In an interview with German public radio broadcaster Deutschlandfunk, German Foreign Minister Annalena Baerbock said, “NATO is a central anchor of security in Europe.”

According to DW, Baerbock said that Russia’s war of aggression against Ukraine posed the greatest-ever threat to peace in Europe.

She advocated for “resolute support of Kyiv,” asserting that “this was the only way to defend freedom and democracy.”

The German foreign minister expressed support for NATO Secretary-General Jens Stoltenberg’s proposal to have aid for Ukraine centrally coordinated by the alliance.

A ministerial meeting of the NATO-Ukraine Council occurs on April 3-4 in Brussels at the headquarters of the North Atlantic Alliance. During this two-day meeting, NATO foreign ministers will reportedly mark 75 years since the signing of the North Atlantic Treaty in Washington on 4 April 1949, which established the transatlantic political and military alliance.

DW’s report highlights the historical context, noting that “NATO began with 12 members from North America and Europe and was founded in response to growing fears that the Soviet Union posed a military threat to Western Europe.” Currently, the alliance comprises 32 members, with Finland and Sweden joining following Russia’s invasion of Ukraine in February 2022.

Ukrainian Foreign Minister Dmytro Kuleba, set to meet with NATO diplomats, told Reuters that he would “press them [NATO diplomats- ed.] to provide more Patriot air defense systems to protect against Russian missile attacks.”

Partners did provide us with their different (air defense) systems, we appreciate that, but it’s simply insufficient, given the scale of the war,” Kuleba said, highlighting that the partners have more than 100 Patriot systems in their arsenals.

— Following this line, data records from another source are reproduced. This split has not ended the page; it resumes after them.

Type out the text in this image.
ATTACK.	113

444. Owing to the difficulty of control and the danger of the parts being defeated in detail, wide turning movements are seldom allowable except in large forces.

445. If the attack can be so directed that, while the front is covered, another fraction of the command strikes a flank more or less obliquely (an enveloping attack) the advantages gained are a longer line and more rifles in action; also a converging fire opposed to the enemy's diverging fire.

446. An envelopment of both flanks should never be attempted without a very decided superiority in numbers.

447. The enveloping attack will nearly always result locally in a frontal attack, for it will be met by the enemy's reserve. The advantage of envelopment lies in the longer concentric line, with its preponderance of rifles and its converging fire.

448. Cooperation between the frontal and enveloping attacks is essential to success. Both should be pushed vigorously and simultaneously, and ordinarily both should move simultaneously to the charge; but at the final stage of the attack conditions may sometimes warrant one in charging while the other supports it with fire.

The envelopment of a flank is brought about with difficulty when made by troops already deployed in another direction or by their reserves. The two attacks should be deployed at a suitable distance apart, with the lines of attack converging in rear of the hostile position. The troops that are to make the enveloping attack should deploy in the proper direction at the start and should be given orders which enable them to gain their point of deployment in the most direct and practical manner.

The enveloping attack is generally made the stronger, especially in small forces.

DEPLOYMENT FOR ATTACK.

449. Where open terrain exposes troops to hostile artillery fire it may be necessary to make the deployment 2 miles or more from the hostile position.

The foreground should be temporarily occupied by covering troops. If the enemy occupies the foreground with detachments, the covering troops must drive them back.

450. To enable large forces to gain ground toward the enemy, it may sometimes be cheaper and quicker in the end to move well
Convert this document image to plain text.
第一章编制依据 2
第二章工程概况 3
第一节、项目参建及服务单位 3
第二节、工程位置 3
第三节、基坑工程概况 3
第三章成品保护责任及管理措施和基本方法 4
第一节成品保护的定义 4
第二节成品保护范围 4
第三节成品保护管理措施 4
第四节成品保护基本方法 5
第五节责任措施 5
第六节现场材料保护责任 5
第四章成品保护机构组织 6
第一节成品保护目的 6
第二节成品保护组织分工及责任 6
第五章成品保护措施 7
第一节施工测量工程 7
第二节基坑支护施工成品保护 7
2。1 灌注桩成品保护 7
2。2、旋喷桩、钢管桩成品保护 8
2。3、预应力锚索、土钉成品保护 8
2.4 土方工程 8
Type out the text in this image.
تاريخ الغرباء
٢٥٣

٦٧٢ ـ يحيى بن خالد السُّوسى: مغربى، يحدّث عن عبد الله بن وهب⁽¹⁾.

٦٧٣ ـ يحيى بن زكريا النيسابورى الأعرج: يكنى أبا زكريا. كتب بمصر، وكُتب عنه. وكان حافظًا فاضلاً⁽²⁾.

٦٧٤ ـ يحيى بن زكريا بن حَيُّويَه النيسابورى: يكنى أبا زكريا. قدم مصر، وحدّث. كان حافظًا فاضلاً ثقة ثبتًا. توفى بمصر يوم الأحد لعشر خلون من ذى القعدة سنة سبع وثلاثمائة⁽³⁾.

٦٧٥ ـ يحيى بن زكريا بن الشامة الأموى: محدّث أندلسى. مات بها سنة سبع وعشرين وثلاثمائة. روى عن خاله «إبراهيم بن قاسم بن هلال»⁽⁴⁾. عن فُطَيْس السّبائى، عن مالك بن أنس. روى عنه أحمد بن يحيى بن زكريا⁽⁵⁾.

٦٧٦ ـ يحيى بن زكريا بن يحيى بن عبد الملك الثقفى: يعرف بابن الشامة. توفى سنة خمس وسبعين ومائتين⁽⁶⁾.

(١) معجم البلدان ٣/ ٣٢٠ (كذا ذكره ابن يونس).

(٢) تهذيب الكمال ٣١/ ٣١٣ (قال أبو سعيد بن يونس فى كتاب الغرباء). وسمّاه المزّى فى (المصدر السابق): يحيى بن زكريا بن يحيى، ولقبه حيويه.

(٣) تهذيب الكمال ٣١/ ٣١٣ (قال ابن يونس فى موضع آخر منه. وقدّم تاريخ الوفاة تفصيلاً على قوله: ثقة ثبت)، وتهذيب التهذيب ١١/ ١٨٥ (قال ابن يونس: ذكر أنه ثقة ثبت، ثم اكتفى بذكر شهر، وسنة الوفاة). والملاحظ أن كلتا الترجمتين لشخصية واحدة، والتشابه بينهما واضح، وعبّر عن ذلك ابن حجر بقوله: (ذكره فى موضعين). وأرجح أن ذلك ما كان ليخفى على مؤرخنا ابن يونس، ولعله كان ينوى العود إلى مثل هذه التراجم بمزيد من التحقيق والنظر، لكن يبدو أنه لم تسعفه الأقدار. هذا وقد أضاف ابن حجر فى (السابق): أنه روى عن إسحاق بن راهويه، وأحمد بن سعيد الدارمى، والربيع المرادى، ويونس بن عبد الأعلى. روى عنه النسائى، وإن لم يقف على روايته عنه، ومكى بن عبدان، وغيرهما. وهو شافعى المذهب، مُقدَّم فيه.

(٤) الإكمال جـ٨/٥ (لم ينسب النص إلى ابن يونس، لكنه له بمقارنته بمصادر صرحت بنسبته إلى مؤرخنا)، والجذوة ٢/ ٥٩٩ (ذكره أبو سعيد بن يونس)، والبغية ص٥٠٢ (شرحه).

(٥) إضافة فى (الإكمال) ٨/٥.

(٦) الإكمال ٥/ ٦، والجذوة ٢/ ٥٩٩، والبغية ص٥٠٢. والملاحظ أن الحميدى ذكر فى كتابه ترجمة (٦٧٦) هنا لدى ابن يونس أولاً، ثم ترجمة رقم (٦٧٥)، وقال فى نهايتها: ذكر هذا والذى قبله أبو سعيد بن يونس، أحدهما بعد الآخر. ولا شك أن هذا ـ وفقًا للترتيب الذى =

According to DW’s correspondent Alexandra von Nahmen, although NATO has scored many successes in its 75-year history, “now it confronts new challenges because of China’s increasing assertiveness and Russia’s invasion of Ukraine.”

“The question of how to support Ukraine into the future was the biggest issue needing to be tackled by the alliance at this week’s summit,” she said.